One of the first rules of self defense is never let yourself become surrounded. So, how had I let this happen?
Maybe it was because they gathered slowly, one or two here and then a few more there. And suddenly I realized I was surrounded by people who definitely weren’t like me.
Now, my stomach is uneasy and my palms are damp. I’m feeling unsure of myself, and I’m second guessing the decisions that brought me to this spot at this time.
They don’t act like their attention is honing in on me, but I sense glances in my direction. I feel an undercurrent of whispers and wonder if they are about me.

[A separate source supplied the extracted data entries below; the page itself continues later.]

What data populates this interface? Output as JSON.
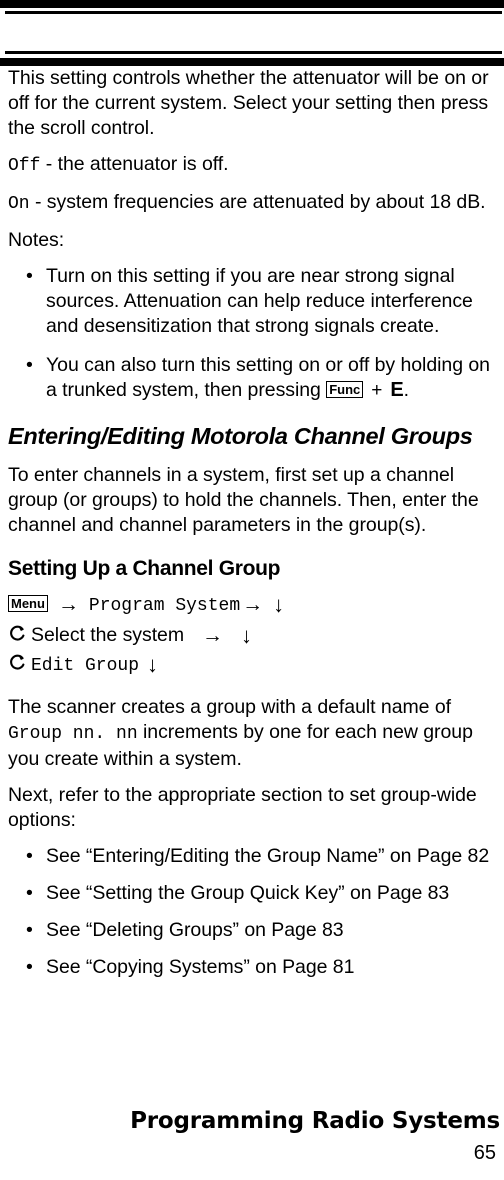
{
  "header": {
    "rules": [
      "thick",
      "thin",
      "thin",
      "thick"
    ]
  },
  "body": {
    "intro_paragraph": "This setting controls whether the attenuator will be on or off for the current system. Select your setting then press the scroll control.",
    "option_off": {
      "value": "Off",
      "description": " - the attenuator is off."
    },
    "option_on": {
      "value": "On",
      "description": " - system frequencies are attenuated by about 18 dB."
    },
    "notes_label": "Notes:",
    "notes": [
      {
        "text": "Turn on this setting if you are near strong signal sources. Attenuation can help reduce interference and desensitization that strong signals create."
      },
      {
        "text_before": "You can also turn this setting on or off by holding on a trunked system, then pressing ",
        "key_label": "Func",
        "plus": "+",
        "second_key": "E",
        "text_after": "."
      }
    ]
  },
  "section": {
    "heading": "Entering/Editing Motorola Channel Groups",
    "paragraph": "To enter channels in a system, first set up a channel group (or groups) to hold the channels. Then, enter the channel and channel parameters in the group(s).",
    "subheading": "Setting Up a Channel Group",
    "nav_steps": [
      {
        "key_label": "Menu",
        "arrow_right_1": "→",
        "menu_item": "Program System",
        "arrow_right_2": "→",
        "arrow_down": "↓"
      },
      {
        "scroll": "scroll-control-icon",
        "label": "Select the system",
        "arrow_right": "→",
        "arrow_down": "↓"
      },
      {
        "scroll": "scroll-control-icon",
        "label": "Edit Group",
        "arrow_down": "↓"
      }
    ],
    "default_name_before": "The scanner creates a group with a default name of ",
    "default_name_mono": "Group nn. nn",
    "default_name_after": " increments by one for each new group you create within a system.",
    "next_paragraph": "Next, refer to the appropriate section to set group-wide options:",
    "references": [
      "See “Entering/Editing the Group Name” on Page 82",
      "See “Setting the Group Quick Key” on Page 83",
      "See “Deleting Groups” on Page 83",
      "See “Copying Systems” on Page 81"
    ],
    "bullet_glyph": "•"
  },
  "footer": {
    "title": "Programming Radio Systems",
    "page_number": "65"
  }
}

Survival instincts have me looking for an escape route before, I imagine, they can morph from a disorganized crowd to a single-minded gang that could easily turn on me, the outsider. But, as I glance around I realize there is no escape route. I am surrounded and will have to stay put for now.
There are lots of similarities in the manner of dress in the crowd, the kind of similarities, I imagine, that could possibly be seen in a gang!
Then I sense someone new close-by — there is no question that the person who has just arrived is the leader. Obviously older, his confident swagger labels him as someone accustomed to being in charge — accustomed to others listening to what he says.
He starts to talk and all other conversation stops and all turn to listen. I’m still uneasy and have a quick thought that all it would take for my worst fears to be realized would be for him to give the word to “reject the outsider!” and it would be all over for me.
But, as he starts to speak, he seems calm, reasonable, articulate. And, what he’s saying doesn’t even mention me! I begin to relax. Maybe I’ve misjudged this crowd. Maybe they don’t see it as a bad thing to have an obvious outsider in their midst.
By the time the leader finishes his rapid-fire, mesmerizing talk, an escape route seems less necessary to me. Surprising myself, I have become much less anxious about the people who surround me, as well as their leader, and I’m not as eager to get away from them.
By the end, some of the crowd have actually introduced themselves to me and ask me questions about myself that seem to indicate a beginning of acceptance. Maybe this is a crowd I could even enjoy being around! To my relief, they seem nice and possibly willing to include me, even though they and I obviously have major differences in our lifestyle and perspective.
Remarkably, this was an experience that started out with much apprehension for me, but has turned out very well in the end. I may even have to come back to this spot again in hopes of running into some of my newfound friends again. In fact, I think I’ll come back to this exact same spot at the exact same time next week, and see if they’re here. I’m surprisingly looking forward to that prospect. And, besides, I think their leader is a very knowledgable character, who I’m pretty sure would be interesting to listen to on a regular basis. I can see why he’s a leader.
Thus went my first day of Fiction Writing class at the local Christian college, as the only student in the class over the age of 25.